Since having adult speech therapy I have learnt a lot more about myself and the way I breathe, speak and my posture. I had picked up a few bad habits, also knows as fillers, that I believed helped me speak but got stuck somewhere down the line such as, closing my eyes, bending my legs and tapping. I am a very anxious person now, I constantly tense my body and I take huge breaths before speaking.

I recently went to a stammer support group where people meet monthly and share experiences. I met a few people over the age of 60 who still stammer and even though it was terrifying trying to accept that it will be there for that long, it gave me comfort to know that they had learnt to be in control and not their stammers. Along with this I read Katherine Preston’s book ‘Out With It’ which I could relate to in so many ways. I felt as though I had joined her on her journey to accept stammering. It was a very difficult thing to do, still is, but by accepting it I have opened up so many pathways which I never thought were possible. I no longer ask friends to make phone calls for me, I order exactly what I want in a restaurant and if someone doesn’t have time to listen to my stammer then I have no time for them. I still have the ‘bad’ days but don’t we all from time to time?
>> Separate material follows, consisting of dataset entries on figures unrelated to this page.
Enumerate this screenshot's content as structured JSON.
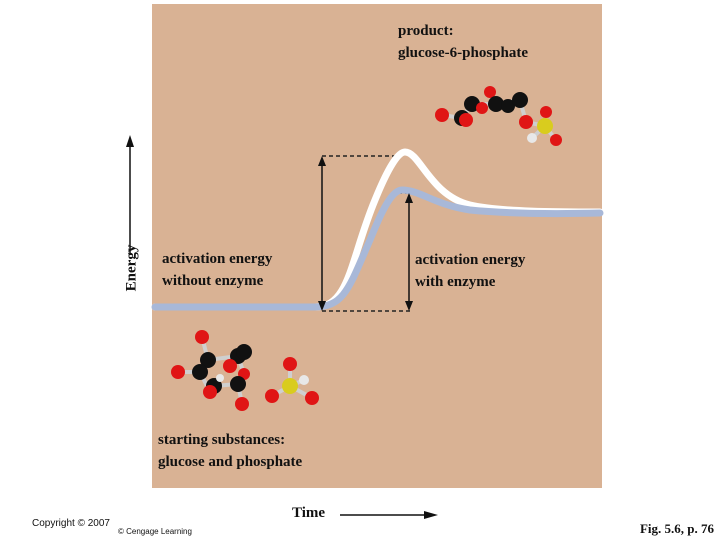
{
  "colors": {
    "panel": "#d9b294",
    "curve_without_enzyme": "#ffffff",
    "curve_with_enzyme": "#a8b8d8",
    "oxygen": "#e01515",
    "carbon": "#111111",
    "hydrogen": "#e8e8e8",
    "phosphorus": "#d9cc1e"
  },
  "axes": {
    "y_label": "Energy",
    "x_label": "Time"
  },
  "labels": {
    "product_line1": "product:",
    "product_line2": "glucose-6-phosphate",
    "without_line1": "activation energy",
    "without_line2": "without enzyme",
    "with_line1": "activation energy",
    "with_line2": "with enzyme",
    "start_line1": "starting substances:",
    "start_line2": "glucose and phosphate"
  },
  "footer": {
    "copyright": "Copyright © 2007",
    "cengage": "© Cengage Learning",
    "figure_ref": "Fig. 5.6, p. 76"
  }
}
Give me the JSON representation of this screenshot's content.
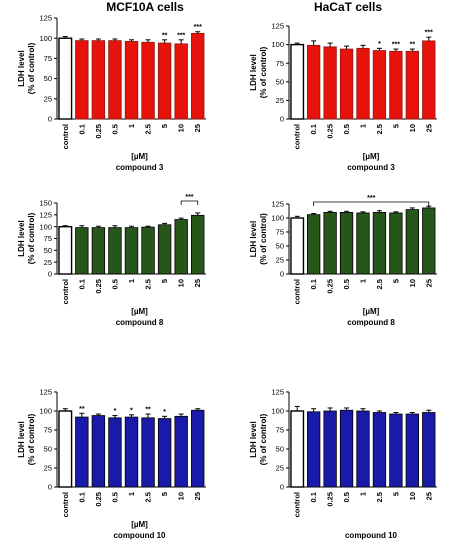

I have had many theories throughout my life on my stammer and have always blamed something for it being there. But from the support of the BSA, Katherine Preston and many fellow stammerers I have met in the past year, I have found acceptance, my confidence and the love of speaking and listening again. I could not thank the British Stammering Association enough for the support they give individuals every day who struggle to come to terms with their stammer.